De même, pour sa réouverture, La Samaritaine a fait le choix peu commun de vendeurs salariés de l'établissement, rompant ainsi avec une tradition de représentants de marques, uniquement compétents sur leur propre stand. La fluidité et l’expérience se créent alors autour du lieu, et la connivence entre visiteurs et représentants du magasin prédomine.

Quant à Oh My Cream, une Digital Native Vertical Brand réputée pour son Art du conseil, elle voit les consommatrices affluer depuis la réouverture de ses boutiques, à la recherche des conseils des ambassadrices de la marque.
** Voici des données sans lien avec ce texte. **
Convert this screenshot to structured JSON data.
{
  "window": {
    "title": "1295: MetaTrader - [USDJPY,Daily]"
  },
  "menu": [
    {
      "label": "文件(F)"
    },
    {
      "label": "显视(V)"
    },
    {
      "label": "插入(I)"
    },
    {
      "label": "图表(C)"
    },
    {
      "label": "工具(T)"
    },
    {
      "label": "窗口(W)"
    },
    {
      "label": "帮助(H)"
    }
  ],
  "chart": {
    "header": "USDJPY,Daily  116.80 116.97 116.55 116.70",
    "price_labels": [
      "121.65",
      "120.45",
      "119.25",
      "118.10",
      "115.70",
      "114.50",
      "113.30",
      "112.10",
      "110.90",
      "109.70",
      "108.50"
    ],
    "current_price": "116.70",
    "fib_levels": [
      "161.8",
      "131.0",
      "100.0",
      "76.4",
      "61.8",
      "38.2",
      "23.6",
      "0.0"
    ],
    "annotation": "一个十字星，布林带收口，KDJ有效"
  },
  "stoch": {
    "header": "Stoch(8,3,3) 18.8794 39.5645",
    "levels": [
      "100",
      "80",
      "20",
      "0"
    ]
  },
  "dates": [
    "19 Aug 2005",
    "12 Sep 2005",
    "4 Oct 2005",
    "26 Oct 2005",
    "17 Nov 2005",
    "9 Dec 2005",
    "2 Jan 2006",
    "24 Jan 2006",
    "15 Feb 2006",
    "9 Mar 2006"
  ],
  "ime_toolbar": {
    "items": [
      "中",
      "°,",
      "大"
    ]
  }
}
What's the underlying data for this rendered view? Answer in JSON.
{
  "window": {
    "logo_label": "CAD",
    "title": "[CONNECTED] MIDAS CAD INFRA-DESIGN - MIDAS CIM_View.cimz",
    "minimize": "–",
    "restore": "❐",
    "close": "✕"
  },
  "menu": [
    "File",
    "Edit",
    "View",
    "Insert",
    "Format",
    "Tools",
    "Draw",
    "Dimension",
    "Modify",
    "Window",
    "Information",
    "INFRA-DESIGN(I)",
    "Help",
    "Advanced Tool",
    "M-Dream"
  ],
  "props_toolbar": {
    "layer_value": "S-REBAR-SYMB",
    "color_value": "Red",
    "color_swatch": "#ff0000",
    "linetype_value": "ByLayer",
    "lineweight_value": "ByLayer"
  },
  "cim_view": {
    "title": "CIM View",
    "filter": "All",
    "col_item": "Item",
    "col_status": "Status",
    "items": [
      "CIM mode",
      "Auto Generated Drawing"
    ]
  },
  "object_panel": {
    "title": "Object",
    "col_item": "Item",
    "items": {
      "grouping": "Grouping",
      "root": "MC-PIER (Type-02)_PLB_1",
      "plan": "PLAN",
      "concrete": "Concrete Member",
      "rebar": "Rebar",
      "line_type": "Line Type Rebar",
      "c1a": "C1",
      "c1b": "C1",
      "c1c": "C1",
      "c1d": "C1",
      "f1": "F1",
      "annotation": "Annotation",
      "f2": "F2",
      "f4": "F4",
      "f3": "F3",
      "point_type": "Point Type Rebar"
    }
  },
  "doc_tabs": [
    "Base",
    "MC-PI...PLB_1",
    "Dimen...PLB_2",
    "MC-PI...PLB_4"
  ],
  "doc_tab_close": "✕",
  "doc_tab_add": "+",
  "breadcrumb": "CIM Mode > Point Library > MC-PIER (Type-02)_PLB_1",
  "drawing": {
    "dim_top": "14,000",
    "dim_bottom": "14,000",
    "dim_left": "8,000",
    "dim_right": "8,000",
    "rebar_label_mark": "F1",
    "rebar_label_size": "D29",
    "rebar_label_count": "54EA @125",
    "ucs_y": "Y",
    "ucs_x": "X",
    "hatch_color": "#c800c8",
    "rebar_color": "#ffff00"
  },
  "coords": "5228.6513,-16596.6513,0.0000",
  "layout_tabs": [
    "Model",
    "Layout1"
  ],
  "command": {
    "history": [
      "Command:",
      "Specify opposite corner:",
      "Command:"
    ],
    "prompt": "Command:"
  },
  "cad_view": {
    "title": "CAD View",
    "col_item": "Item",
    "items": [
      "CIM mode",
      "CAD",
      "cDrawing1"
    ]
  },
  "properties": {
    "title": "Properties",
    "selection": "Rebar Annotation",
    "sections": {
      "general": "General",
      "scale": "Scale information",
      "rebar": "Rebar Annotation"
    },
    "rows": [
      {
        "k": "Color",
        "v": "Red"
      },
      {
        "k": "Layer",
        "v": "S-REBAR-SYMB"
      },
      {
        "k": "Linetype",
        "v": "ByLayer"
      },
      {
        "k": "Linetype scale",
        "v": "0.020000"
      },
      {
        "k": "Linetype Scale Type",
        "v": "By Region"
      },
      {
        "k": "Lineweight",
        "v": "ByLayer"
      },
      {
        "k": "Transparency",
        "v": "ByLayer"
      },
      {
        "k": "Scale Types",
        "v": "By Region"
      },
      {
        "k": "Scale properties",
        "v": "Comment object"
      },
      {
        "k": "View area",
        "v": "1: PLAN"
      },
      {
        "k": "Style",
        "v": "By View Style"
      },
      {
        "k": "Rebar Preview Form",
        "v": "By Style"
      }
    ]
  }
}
L’omnicanal et le phygital vont perdurer. Mais fort d’émotions, l’humain crée une connexion réelle et personnelle dont les capacités d’influence « IRL » sont égales voire supérieures à celles des réseaux sociaux. Dans un monde digital lisse, il vient apporter la friction nécessaire à un parcours client mémorable et devient la force qui unit les aspects physiques et numériques. 

A propos de l'auteur :
Initialement basée à Londres au sein de l’agence Fitch, Dominique Bonnafoux rejoint le studio parisien de Landor & Fitch en tant que Directrice de la Stratégie d’Expérience. Désireuse d’asseoir son expertise retail et de la déployer sur le marché français, elle a intégré les équipes de Paris en 2021 pour guider les projets de transformation des plus grandes marques à travers la conception et le déploiement de stratégies multicanales et design expérientiel ; et ainsi créer des expériences uniques, hors des sentiers battus, qui répondent aux attentes et aux exigences des consommateurs d’aujourd’hui et de demain.